Let’s chat about environmental, social, and governance bonds for a little while.
ESG stocks may get the all the attention – both positive and negative – but the ESG fixed income universe is nothing to sneeze at. ESG debt topped $6.5 trillion in the first half of 2024, up from $5.4 trillion a year ago, according to the Institute for International Finance. ESG debt issuance was over $700 billion in the first 6 months of 2024, comparable with the first half of the previous year.
Steve Liberatore, lead portfolio manager for Nuveen’s fixed income strategies that incorporate ESG criteria and impact investments, says one of the most important things financial advisors need to remember when speaking with clients about ESG bonds is that, despite all the headlines, they are still bonds at their core and a vital part of any portfolio.
“Depending upon how you want to approach it in your risk tolerance, they can go anywhere from serving as a core allocation to something that could be considered a little bit more satellite within the portfolio that's focused on driving significant yield and spread enhancement.

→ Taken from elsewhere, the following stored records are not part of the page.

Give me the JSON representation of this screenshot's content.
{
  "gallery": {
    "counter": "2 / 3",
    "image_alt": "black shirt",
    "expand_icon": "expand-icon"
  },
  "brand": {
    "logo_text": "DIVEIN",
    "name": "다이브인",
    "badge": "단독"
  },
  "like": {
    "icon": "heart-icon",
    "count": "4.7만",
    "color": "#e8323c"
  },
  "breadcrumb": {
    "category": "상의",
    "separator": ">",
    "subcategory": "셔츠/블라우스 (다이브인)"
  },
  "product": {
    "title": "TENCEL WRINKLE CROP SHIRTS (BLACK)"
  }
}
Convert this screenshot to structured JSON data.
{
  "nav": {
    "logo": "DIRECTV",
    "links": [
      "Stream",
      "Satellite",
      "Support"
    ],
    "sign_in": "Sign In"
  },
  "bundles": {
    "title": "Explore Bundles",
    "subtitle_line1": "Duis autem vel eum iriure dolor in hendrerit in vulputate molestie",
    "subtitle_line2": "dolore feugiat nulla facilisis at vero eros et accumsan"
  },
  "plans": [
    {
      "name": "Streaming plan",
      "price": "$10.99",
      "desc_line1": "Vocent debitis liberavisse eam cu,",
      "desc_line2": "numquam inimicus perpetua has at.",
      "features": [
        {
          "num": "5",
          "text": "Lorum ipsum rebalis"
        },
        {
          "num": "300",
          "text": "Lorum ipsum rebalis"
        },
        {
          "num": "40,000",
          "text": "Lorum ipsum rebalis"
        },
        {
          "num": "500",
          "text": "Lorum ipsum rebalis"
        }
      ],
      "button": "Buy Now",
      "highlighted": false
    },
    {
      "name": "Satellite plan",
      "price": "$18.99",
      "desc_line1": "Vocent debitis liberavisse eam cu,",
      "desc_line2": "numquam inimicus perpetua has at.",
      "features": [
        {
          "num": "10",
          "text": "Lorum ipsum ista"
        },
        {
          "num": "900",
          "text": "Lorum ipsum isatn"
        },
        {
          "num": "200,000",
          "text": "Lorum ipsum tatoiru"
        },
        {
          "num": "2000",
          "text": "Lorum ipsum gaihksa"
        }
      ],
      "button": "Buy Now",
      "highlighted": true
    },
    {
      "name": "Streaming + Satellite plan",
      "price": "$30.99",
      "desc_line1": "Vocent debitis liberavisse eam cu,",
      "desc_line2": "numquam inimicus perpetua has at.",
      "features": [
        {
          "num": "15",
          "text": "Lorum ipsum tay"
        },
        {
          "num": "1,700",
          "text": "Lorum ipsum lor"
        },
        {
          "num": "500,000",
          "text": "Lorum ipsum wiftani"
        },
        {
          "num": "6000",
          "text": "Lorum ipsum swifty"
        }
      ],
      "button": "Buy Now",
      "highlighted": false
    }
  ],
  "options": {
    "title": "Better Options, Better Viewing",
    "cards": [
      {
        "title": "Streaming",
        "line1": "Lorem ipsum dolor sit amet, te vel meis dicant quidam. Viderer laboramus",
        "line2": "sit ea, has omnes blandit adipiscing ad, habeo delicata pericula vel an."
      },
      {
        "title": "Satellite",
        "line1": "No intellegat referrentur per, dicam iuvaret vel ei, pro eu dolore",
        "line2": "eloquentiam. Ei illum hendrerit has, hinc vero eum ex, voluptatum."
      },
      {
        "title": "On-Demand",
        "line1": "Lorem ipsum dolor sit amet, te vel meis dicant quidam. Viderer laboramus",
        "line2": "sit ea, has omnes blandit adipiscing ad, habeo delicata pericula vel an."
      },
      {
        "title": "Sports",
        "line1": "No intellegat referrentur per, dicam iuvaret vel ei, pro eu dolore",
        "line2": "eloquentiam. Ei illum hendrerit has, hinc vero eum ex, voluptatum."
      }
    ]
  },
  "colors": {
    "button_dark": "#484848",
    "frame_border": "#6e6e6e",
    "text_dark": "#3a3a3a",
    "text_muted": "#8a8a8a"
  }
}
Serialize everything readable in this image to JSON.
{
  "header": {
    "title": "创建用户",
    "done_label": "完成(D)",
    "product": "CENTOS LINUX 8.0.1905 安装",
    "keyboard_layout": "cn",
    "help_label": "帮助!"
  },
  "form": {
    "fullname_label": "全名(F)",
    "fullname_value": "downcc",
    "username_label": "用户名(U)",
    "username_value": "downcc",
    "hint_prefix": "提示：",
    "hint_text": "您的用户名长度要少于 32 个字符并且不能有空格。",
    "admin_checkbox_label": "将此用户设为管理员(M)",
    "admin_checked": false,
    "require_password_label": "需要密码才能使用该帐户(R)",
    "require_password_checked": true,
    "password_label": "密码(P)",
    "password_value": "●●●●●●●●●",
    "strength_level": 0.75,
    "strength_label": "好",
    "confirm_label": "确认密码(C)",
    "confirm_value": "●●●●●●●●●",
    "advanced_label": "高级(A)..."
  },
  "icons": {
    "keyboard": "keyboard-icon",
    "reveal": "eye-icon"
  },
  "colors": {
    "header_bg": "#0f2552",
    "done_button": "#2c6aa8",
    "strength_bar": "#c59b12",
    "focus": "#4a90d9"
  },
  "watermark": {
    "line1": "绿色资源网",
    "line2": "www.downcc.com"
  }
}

Again, it's just dependent upon what the investor is looking for,” said Liberatore.
Liberatore served on the ICMA Green Bond Principles Advisory Council and was a member of the initial executive committee. He is a member of the UN Capital Development Fund’s working group on climate resilient infrastructure finance and serves on the UN’s Joint SDG Fund’s Blue Economy Investor Advisory Group. He also serves on the steering committee of the Orange Bond Principals and Sustainalytics’ Investor Committee. Nuveen manages approximately $20 billion in public fixed income ESG and impact strategies and investments.
In terms of examples, Liberatore points to a recent deals he completed for the World Bank's Amazon reforestation security. That particular transaction funded the purchase of land that had been deforested in the Amazon and was scheduled to be replanted with the appropriate native species to generate carbon removal credits off-sold to Microsoft.
“I think the important thing, and maybe what gets confused or lost sometimes, is that the point of what we're doing, and if you're doing it correctly, is you're focusing on securities that have more stable free cash flow going forward,” said Liberatore. “So as a bond holder, obviously we're an asymmetric payoff asset class. The ability to identify securities that are going to have a more stable free cash flow profile in the future indicates that you have a higher likelihood of being repaid, which is how you generate outperformance.”
So in other words, according to Liberatore, just like for ESG stocks, ESG bondholders can also “do well by doing good” as the saying goes.
“When you're looking at these types of securities, what you want to ensure is that you're identifying issuers who have a longer term thought profile and a longer term view. That they are investing today to ensure that they are more viable in the future,” said Liberatore.